The budget appears to break away from traditional government ideologies, aligning more closely with a capitalist approach that favors market mechanisms and business growth. However, the effectiveness of this budget largely depends on meticulous detail management and execution.
Challenges in Implementation
Economic experts suggest that while the budget is ambitious, its success hinges on overcoming several practical challenges. Notably, achieving a 23% growth in tax revenue is a formidable task. This target implies significant increases in specific sectors, such as the automotive industry, which requires substantial consumer interest in high-value assets like vehicles over real estate.

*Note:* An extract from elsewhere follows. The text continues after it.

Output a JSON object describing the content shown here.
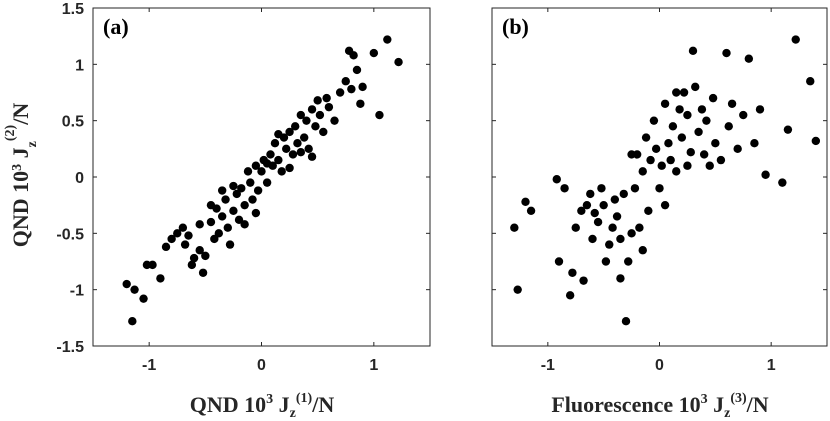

Furthermore, the budget outlines objectives to maintain a primary balance and increase capital expenditure to enhance infrastructure. This is essential to keep the country’s facilities in good working order and support economic growth. However, experts highlight areas of concern, such as the current pricing of fuel, which disproportionately benefits the wealthier segments of society, with the richest 30% of households reaping 70% of the subsidies. This misallocation calls for a more equitable distribution strategy to ensure broader economic equity.
The Role of Foreign Direct Investment and Export Growth

The expansion of industrial zones and the attraction of Foreign Direct Investment (FDI) are seen as critical elements of the budget. By creating more industrial spaces and enhancing the livability and attractiveness of Sri Lankan cities for foreign nationals, the government aims to bolster economic activity and job creation. Increasing the export contributions is also vital, as Sri Lanka’s global market presence is currently limited to a few product categories.
The keynote highlighted the necessity of attracting the Sri Lankan diaspora back to the country to leverage their skills, experience, and capital in the national development process. This approach not only enriches the local talent pool but also supports the broader goal of economic revitalization through enhanced global connectivity and competitiveness.
Tax Reforms and Government Efficiency
Tax reform was another critical topic discussed at the forum. There is a pressing need for more scientifically informed tax systems and a specialized advisory unit for the Finance Minister to ensure that tax policies are effective and conducive to economic growth. The current trial-and-error method has been in place for over two decades and is deemed insufficient to meet the contemporary fiscal challenges.
Additionally, the development of a capable state apparatus that can drive effective implementation of these policies is crucial. High-paying jobs within the state sector were suggested as a strategy to attract competent professionals; however, the current compensation levels are not competitive enough to lure the required talent.
Conclusion
In summary, the 2025 budget sets a pro-business foundation aimed at propelling Sri Lanka towards economic prosperity. However, the actual impact will depend on the government’s ability to address implementation challenges, reform tax systems, and enhance both foreign investment and export growth. The path forward requires a balanced approach, with strategic planning and rigorous execution at its core to transform these fiscal aspirations into tangible outcomes.